THE Palaszczuk government has cut short the committee process on its controversial new vegetation management laws, giving landholders only two weeks to provide written submissions.
AgForce president Grant Maudsley said landholders were given several months to have their say on similar vegetation management laws in 2016, that were ultimately rejected by parliament.
“Now that Labor has a majority, the committee process has been cut short," Mr Maudsley said.
"With many farmers still trying to come to grips with what the changes mean for them and many parts of North Queensland cut off by heavy rain and floodwaters, AgForce has written to the committee appealing for an extension of the due date for written submissions."
Now that Labor has a majority, the committee process has been cut short.

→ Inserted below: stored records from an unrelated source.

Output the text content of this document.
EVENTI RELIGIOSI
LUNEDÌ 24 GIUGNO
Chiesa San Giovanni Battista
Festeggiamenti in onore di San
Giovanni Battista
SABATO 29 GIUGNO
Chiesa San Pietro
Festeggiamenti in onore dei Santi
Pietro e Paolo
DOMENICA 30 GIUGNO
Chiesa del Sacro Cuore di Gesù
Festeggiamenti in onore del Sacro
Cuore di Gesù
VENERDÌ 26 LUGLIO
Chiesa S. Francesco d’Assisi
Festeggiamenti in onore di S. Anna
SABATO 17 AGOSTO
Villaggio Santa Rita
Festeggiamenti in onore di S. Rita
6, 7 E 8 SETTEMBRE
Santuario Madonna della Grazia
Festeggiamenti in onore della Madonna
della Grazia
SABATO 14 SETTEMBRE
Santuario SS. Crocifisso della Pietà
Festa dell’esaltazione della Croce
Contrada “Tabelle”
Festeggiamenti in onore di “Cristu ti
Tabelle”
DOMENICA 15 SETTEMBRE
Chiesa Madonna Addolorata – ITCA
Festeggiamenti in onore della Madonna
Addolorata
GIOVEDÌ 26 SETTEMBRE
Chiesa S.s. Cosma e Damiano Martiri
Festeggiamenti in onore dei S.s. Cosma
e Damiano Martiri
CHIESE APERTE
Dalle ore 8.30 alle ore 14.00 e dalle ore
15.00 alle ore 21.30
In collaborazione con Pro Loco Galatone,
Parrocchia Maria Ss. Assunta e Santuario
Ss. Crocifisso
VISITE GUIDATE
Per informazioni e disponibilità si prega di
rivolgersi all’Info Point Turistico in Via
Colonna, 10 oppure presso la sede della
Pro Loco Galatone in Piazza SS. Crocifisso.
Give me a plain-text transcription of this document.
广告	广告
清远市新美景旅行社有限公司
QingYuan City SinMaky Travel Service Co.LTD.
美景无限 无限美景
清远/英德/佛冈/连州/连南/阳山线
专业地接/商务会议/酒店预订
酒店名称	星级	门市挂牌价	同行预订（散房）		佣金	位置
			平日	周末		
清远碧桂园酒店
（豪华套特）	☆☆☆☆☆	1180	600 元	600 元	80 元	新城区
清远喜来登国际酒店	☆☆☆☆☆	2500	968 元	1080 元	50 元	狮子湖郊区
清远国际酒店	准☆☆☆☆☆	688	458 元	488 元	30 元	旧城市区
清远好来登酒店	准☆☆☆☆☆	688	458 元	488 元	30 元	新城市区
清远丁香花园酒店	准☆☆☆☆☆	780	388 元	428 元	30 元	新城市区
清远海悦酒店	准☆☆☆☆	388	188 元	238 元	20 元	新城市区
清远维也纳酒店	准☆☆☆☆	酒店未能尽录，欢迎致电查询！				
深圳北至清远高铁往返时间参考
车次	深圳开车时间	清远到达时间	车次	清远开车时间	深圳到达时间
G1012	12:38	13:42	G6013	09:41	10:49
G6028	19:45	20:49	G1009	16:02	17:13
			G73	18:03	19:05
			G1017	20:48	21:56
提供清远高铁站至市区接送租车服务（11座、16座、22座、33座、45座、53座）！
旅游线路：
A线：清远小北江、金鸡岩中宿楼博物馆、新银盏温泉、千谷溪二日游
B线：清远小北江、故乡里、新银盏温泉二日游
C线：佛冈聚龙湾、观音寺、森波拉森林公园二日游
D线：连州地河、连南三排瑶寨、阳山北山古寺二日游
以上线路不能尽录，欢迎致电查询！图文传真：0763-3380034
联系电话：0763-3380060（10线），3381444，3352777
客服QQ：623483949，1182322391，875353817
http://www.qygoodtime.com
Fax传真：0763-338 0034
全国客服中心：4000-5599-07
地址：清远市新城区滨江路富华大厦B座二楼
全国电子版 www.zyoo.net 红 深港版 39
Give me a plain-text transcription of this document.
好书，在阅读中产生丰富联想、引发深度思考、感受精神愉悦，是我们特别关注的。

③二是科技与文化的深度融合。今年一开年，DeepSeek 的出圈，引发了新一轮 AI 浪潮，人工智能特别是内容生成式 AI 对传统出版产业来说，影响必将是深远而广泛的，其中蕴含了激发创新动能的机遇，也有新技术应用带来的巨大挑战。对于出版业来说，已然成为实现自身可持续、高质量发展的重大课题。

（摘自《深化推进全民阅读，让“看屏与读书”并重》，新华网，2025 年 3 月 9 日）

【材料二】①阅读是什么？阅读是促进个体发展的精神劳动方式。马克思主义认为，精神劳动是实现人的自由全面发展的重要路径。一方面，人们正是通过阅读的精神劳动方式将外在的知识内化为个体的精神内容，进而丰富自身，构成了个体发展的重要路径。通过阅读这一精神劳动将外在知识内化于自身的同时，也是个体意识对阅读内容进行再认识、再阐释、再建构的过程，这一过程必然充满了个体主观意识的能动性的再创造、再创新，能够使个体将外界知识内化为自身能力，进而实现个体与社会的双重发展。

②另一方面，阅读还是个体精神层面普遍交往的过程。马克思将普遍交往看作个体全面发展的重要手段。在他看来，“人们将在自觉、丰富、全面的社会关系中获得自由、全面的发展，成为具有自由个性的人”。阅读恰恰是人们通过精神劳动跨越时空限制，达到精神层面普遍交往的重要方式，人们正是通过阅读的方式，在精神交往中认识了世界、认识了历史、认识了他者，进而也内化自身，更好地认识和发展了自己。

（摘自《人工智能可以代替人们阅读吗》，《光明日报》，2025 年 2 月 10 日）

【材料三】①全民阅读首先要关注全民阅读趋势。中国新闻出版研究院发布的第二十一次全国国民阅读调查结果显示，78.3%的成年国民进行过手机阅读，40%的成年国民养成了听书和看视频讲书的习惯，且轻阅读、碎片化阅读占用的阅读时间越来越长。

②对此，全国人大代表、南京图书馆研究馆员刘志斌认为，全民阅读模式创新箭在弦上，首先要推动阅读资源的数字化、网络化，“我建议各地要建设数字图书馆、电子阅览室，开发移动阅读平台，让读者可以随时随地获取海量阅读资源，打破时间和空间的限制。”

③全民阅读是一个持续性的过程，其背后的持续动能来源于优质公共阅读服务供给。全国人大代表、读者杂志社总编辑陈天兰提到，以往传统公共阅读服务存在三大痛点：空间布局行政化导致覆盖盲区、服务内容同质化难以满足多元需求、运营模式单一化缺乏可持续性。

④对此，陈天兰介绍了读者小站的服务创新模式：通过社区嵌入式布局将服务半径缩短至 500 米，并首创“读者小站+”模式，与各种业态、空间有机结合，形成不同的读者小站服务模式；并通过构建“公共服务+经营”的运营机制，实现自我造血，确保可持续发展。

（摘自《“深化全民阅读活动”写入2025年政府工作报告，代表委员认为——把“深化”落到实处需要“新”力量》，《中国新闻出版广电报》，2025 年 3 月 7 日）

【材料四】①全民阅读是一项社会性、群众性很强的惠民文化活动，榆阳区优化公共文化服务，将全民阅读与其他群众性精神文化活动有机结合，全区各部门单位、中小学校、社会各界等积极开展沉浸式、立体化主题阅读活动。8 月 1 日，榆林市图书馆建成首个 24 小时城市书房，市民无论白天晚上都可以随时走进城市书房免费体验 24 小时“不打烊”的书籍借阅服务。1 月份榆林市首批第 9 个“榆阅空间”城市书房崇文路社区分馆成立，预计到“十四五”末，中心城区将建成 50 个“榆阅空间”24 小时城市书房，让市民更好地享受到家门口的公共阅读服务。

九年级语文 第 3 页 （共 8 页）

The government is also still to outline where and when promised regional hearings would be held.
Mr Maudsley said the proposed laws had been referred to a parliamentary committee for examination and he encouraged Queensland farmers to speak up about how they would be personally affected by the changes.
"These proposed new vegetation management laws will make it harder for farmers to grow food, shut down new agricultural development opportunities and lead to perverse environmental outcomes that could damage rather than improve regional landscapes," Mr Maudsley said.
"The laws will also mean more red tape for farmers trying to feed their animals during drought.
"Queensland farmers care about their land and have been growing safe, healthy, affordable food for generations, so you have to wonder why the Palaszczuk government wants to make farmers' jobs more difficult.”